Individuals may be conceived of as singleton classes. An assertion "P sub Q" states that class P is an immediate subclass of Q. These given relationships are often rendered as directed graphs. The subclass relationship induces a partial order relation corresponding to the relationship "all P are Q" in the square of opposition.

Accordingly, so far, formal ontologies provide only assertions of the form "all P are Q". However, it is our contention that the three other assertion forms in the square of opposition come about implicitly by appropriate, often tacitly assumed default conventions as to be explained. Assume existential import so that all classes are considered non-empty, implying that there is no empty null class.

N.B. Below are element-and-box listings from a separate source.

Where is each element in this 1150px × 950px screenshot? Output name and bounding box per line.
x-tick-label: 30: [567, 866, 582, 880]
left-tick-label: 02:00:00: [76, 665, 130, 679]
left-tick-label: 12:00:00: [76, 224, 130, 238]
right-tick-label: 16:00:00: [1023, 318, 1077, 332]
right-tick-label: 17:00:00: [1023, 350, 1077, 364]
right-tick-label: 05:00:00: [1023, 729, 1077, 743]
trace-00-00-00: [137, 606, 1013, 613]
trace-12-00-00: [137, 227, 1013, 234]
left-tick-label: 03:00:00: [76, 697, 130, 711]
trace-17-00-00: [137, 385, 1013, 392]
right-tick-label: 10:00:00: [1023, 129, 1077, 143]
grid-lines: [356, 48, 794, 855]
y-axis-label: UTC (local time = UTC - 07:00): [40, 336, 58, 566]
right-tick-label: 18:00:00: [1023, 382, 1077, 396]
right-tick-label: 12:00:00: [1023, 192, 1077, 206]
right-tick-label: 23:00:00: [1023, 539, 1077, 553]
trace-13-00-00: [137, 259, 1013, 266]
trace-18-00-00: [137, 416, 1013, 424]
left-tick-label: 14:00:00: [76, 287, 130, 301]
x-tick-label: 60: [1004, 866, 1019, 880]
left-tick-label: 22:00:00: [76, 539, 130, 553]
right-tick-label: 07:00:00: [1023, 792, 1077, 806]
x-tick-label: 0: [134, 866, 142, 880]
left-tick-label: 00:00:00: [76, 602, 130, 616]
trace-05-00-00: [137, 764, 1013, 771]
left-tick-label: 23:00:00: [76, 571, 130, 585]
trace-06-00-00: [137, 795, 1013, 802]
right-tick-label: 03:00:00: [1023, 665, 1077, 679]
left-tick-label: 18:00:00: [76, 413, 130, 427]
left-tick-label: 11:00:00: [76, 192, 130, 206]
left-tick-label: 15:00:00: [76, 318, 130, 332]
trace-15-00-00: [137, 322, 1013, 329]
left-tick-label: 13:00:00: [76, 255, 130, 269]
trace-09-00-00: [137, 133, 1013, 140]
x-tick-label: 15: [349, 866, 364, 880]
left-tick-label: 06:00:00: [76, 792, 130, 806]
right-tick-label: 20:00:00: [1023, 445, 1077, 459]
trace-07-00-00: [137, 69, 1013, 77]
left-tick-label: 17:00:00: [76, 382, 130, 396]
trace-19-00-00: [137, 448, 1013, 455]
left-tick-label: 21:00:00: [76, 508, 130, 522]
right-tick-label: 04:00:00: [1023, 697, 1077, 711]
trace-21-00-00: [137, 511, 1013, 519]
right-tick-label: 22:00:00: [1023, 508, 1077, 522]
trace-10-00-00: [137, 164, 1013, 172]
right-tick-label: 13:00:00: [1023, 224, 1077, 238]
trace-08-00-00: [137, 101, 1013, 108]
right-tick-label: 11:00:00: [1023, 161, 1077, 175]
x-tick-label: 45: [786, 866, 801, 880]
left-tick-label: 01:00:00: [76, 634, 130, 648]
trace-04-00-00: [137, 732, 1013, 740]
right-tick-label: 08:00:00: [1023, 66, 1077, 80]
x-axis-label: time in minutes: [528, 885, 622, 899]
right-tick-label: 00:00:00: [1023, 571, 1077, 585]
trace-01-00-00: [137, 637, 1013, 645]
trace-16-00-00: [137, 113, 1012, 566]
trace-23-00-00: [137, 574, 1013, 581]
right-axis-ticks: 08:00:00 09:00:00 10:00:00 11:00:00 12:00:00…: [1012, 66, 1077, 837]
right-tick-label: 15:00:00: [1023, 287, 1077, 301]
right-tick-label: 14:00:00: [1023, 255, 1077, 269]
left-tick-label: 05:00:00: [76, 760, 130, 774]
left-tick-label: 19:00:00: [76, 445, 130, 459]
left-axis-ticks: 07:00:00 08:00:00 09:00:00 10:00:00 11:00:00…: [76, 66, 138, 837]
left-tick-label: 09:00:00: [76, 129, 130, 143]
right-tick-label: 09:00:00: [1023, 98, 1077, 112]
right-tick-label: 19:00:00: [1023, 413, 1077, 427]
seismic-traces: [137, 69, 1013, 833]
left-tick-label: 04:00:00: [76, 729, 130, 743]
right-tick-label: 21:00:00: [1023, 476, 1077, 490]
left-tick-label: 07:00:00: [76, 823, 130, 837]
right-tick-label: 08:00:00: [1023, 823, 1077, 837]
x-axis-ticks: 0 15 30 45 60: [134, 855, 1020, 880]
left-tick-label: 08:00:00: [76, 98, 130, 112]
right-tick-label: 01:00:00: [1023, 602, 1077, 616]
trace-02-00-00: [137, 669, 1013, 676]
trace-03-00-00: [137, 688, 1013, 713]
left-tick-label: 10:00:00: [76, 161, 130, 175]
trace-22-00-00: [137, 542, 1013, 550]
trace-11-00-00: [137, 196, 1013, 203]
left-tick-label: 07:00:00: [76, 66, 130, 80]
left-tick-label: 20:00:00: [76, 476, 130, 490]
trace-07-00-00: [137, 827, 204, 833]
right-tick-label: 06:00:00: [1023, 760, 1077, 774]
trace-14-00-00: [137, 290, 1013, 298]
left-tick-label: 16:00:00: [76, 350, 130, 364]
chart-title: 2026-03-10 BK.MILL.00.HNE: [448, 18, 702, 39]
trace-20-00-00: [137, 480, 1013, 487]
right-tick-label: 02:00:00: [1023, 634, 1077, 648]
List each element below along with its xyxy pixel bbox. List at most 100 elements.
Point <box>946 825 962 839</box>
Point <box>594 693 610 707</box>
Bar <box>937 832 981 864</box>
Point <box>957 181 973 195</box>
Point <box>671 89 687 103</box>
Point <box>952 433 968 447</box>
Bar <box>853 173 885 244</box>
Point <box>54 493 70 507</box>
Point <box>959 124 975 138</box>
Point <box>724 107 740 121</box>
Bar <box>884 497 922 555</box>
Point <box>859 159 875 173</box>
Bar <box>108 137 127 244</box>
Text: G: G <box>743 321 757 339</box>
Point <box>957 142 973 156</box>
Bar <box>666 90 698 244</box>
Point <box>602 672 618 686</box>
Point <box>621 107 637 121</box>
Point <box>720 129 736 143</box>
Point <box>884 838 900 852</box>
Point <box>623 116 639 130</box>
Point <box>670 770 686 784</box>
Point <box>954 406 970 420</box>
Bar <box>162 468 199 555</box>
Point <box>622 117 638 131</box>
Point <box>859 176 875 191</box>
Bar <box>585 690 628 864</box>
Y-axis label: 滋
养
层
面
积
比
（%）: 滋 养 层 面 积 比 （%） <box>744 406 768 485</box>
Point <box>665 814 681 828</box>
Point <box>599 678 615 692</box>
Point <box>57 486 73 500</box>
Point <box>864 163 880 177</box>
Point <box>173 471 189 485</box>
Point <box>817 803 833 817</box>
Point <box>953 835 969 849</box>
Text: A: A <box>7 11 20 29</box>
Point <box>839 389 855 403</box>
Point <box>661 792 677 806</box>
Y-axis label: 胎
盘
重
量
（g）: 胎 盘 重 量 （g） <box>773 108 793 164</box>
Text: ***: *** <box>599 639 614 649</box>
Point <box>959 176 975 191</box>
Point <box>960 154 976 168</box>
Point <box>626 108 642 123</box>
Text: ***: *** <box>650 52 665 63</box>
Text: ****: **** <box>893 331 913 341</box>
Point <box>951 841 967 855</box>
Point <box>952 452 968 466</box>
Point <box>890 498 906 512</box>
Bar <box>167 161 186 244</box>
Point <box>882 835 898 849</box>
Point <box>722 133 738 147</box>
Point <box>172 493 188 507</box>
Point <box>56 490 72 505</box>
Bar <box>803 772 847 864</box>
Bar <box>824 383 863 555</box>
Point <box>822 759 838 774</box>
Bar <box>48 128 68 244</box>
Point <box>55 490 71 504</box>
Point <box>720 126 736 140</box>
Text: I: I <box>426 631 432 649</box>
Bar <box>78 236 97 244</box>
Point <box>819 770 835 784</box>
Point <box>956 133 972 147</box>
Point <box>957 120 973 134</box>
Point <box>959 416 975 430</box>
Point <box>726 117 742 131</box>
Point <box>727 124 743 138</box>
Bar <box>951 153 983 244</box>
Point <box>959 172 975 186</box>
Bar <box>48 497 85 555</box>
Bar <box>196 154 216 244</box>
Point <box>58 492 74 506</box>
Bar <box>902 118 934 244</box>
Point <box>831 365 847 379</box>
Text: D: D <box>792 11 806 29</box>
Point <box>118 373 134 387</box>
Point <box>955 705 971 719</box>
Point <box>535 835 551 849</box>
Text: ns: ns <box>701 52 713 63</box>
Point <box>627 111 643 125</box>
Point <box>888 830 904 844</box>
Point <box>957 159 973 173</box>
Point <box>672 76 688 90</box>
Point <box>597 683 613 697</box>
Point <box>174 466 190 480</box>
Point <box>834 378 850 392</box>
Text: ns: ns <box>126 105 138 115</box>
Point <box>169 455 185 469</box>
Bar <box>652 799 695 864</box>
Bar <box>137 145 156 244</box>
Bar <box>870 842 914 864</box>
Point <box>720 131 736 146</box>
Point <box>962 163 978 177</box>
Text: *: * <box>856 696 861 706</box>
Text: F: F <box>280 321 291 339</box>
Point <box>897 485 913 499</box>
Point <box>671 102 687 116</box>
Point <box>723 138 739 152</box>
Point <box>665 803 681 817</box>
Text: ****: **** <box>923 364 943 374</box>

Defaults: 1) Overlapping (i.e. non-disjoint) classes, viz. "some P are Q", has at least one common subclass. 2) Dually, classes are disjoint ("no P is Q") if they do not have a common subclass. 3) The assertion form "some P are not Q" is -- analogously to class overlap -- achieved by requiring that there be a subclass of P which is disjoint with Q.

More radically this assertion may be held simply in the case that "all P are Q" does not hold. These default rules are routinely adopted in ontology development without mentioning. Appealing to these conventions, the 4 sentence forms in the square are effectively made at disposal. We discuss a first order metalogical formalization of the 4 sentence forms with classes reified as individual constants elucidating the logical relationships between the sentence forms.

Our formalization appeals to non-provability. Non-provability incurs non-monotonicity, implying that extension of an ontology with additional subclass relationships may call for 86 retraction of derived square of opposition relationships. This reflects the crucial distinction between the closed world assumption (CWA) and the open world assumption (OWA).